The sequence of one strain is interesting enough, but the surprises emerged when the researchers, led by Corby Kistler at the University of Minnesota, compared two different strains. There were more than 10,000 differences between the two sequences. Those differences, however, were not spread evenly along the DNA; more than half of the differences were concentrated in just one eighth of the sequence.

So some regions of the genome are much less stable than others. And what genes are in those regions? Mostly ones concerned with infection and virulence, among them the genes for compounds that dissolve the host cell walls and others that digest host molecules so that the fungus can make use of them.

Just why the variability in Fusarium graminearum is concentrated in some areas of the DNA is not yet clear. These areas seem to be hotspots for recombination, which shuffles the DNA during sexual reproduction and so promotes diversity, but this particular fungus doesn’t go in for sexual reproduction all that often. A mystery, then, but one that may still yield new approaches to breeding resistant wheat and barley and perhaps to new kinds of treatment.

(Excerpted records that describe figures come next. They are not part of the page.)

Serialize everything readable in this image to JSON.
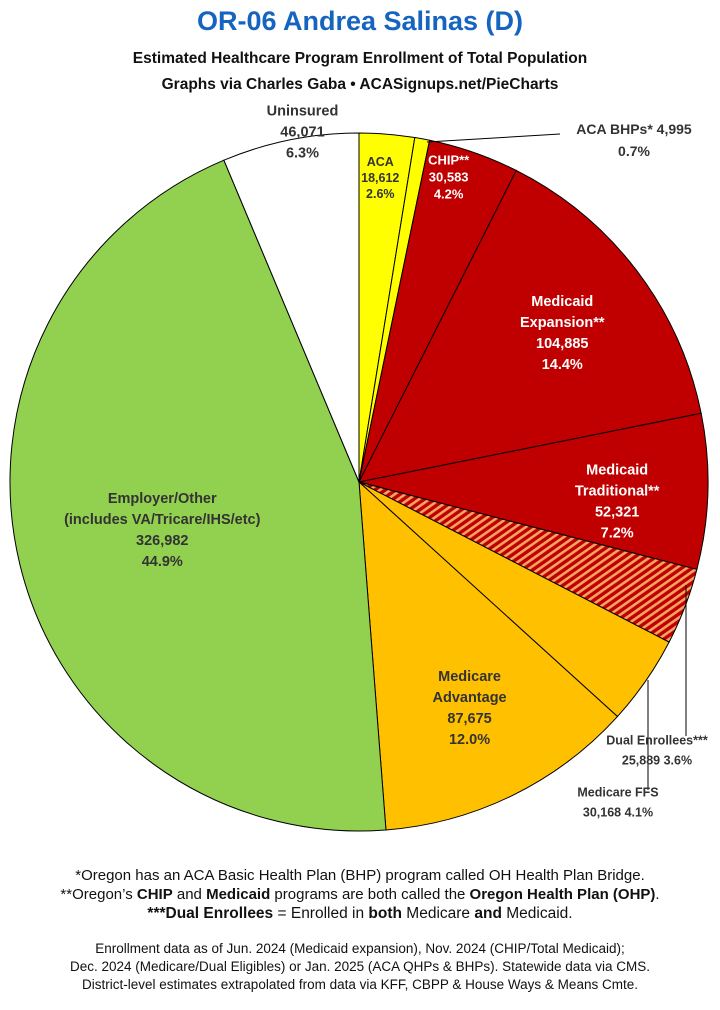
{
  "header": {
    "title": "OR-06 Andrea Salinas (D)",
    "subtitle1": "Estimated Healthcare Program Enrollment of Total Population",
    "subtitle2": "Graphs via Charles Gaba  •  ACASignups.net/PieCharts"
  },
  "chart_data": {
    "type": "pie",
    "title": "OR-06 Andrea Salinas (D)",
    "start": "12 o'clock, clockwise",
    "slices": [
      {
        "id": "aca",
        "lines": [
          "ACA",
          "18,612",
          "2.6%"
        ],
        "value": 18612,
        "percent": 2.6,
        "color": "#ffff00",
        "text_color": "#333333"
      },
      {
        "id": "aca-bhp",
        "lines": [
          "ACA BHPs* 4,995",
          "0.7%"
        ],
        "value": 4995,
        "percent": 0.7,
        "color": "#ffff00",
        "text_color": "#333333"
      },
      {
        "id": "chip",
        "lines": [
          "CHIP**",
          "30,583",
          "4.2%"
        ],
        "value": 30583,
        "percent": 4.2,
        "color": "#c00000",
        "text_color": "#ffffff"
      },
      {
        "id": "medicaid-expansion",
        "lines": [
          "Medicaid",
          "Expansion**",
          "104,885",
          "14.4%"
        ],
        "value": 104885,
        "percent": 14.4,
        "color": "#c00000",
        "text_color": "#ffffff"
      },
      {
        "id": "medicaid-traditional",
        "lines": [
          "Medicaid",
          "Traditional**",
          "52,321",
          "7.2%"
        ],
        "value": 52321,
        "percent": 7.2,
        "color": "#c00000",
        "text_color": "#ffffff"
      },
      {
        "id": "dual-enrollees",
        "lines": [
          "Dual Enrollees***",
          "25,889 3.6%"
        ],
        "value": 25889,
        "percent": 3.6,
        "color": "#c00000",
        "pattern": "hatched-orange",
        "text_color": "#333333"
      },
      {
        "id": "medicare-ffs",
        "lines": [
          "Medicare FFS",
          "30,168 4.1%"
        ],
        "value": 30168,
        "percent": 4.1,
        "color": "#ffc000",
        "text_color": "#333333"
      },
      {
        "id": "medicare-advantage",
        "lines": [
          "Medicare",
          "Advantage",
          "87,675",
          "12.0%"
        ],
        "value": 87675,
        "percent": 12.0,
        "color": "#ffc000",
        "text_color": "#333333"
      },
      {
        "id": "employer-other",
        "lines": [
          "Employer/Other",
          "(includes VA/Tricare/IHS/etc)",
          "326,982",
          "44.9%"
        ],
        "value": 326982,
        "percent": 44.9,
        "color": "#92d050",
        "text_color": "#333333"
      },
      {
        "id": "uninsured",
        "lines": [
          "Uninsured",
          "46,071",
          "6.3%"
        ],
        "value": 46071,
        "percent": 6.3,
        "color": "#ffffff",
        "text_color": "#333333"
      }
    ]
  },
  "footnotes": {
    "line1_a": "*Oregon has an ACA ",
    "line1_b": "Basic Health Plan",
    "line1_c": " (BHP) program called ",
    "line1_d": "OH Health Plan Bridge",
    "line1_e": ".",
    "line2_a": "**Oregon’s ",
    "line2_b": "CHIP",
    "line2_c": " and ",
    "line2_d": "Medicaid",
    "line2_e": " programs are both called the ",
    "line2_f": "Oregon Health Plan (OHP)",
    "line2_g": ".",
    "line3_a": "***Dual Enrollees",
    "line3_b": " = Enrolled in ",
    "line3_c": "both",
    "line3_d": " Medicare ",
    "line3_e": "and",
    "line3_f": " Medicaid.",
    "source1": "Enrollment data as of Jun. 2024 (Medicaid expansion), Nov. 2024 (CHIP/Total Medicaid);",
    "source2": "Dec. 2024 (Medicare/Dual Eligibles) or Jan. 2025 (ACA QHPs & BHPs). Statewide data via CMS.",
    "source3": "District-level estimates extrapolated from data via KFF, CBPP & House Ways & Means Cmte."
  }
}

You may remember that a joint team of Israeli and US researchers recently reported that a wild relative of wheat, Sharon Goatgrass (Aegilops sharonensis), is loaded with resistance genes that protect it against seven of the most important fungal diseases of wheat. Alas, none of the samples tested was resistant to Fusarium head blight. How about some other wild relative species, though? We shall see.

I say kumato

The FreshPlaza piece on the kumato is not very long. But it does manage to squeeze in a lot of interesting information. The kumato is a tomato that ripens from green to dark brown. It is the result of a conventional breeding programme which involved a wild species. And it is just coming up to its first harvest in Australia. This definitely deserved more investigation.

There’s no doubt it looks pretty extraordinary. But the most intriguing thing about the kumato is that the wild species involved in its development may be from the Galapagos.

Now, Lycopersicon cheesmaniae from the Galapagos Islands has been used to breed dark orange tomatoes before, though it does not have a dark brown skin like the kumato. ((This species was actually published as L. cheesmanii, after Evelyn Cheesman, but that was incorrect, as the Latinists among us will know, as Ms Cheesman was a woman and the specific epithet therefore requires a feminine ending.)) Check out this excerpt from an article celebrating the late great tomato geneticist and explorer Prof. Charles M. Rick in 1997, five years before his death:

Rick’s research led him on 15 genetic scavenger hunts to Andean South America, the homeland of the tomato, where he hunted for wild tomato varieties carrying useful genes. Among his discoveries were wild tomatoes growing near the tidelands of the Galapagos Islands, despite salty sprays that would have stunted or killed a domestic tomato plant.

Or again:

An excellent lecturer, Rick was much sought after by universities who valued both his rigorous science and his humor and flair for storytelling. A perennial favorite involved his frustrations in trying to germinate wild tomato seeds collected from the Galapagos Islands. The emerging mystery of how the plants reproduce in the wild was only resolved after the seeds were “processed” by passing through the digestive track of a Galapagos tortoise, resulting in vigorous seedlings.

The kumato should actually be the Kumato©. It was bred by Syngenta, and first released in the UK in about 2004, I think. But the Roguelands Heirloom Vegetable Seeds Company also has 40 different dark brown to black-skinned varieties in its collection, and says black tomato varieties first appeared in the 19th century in Ukraine.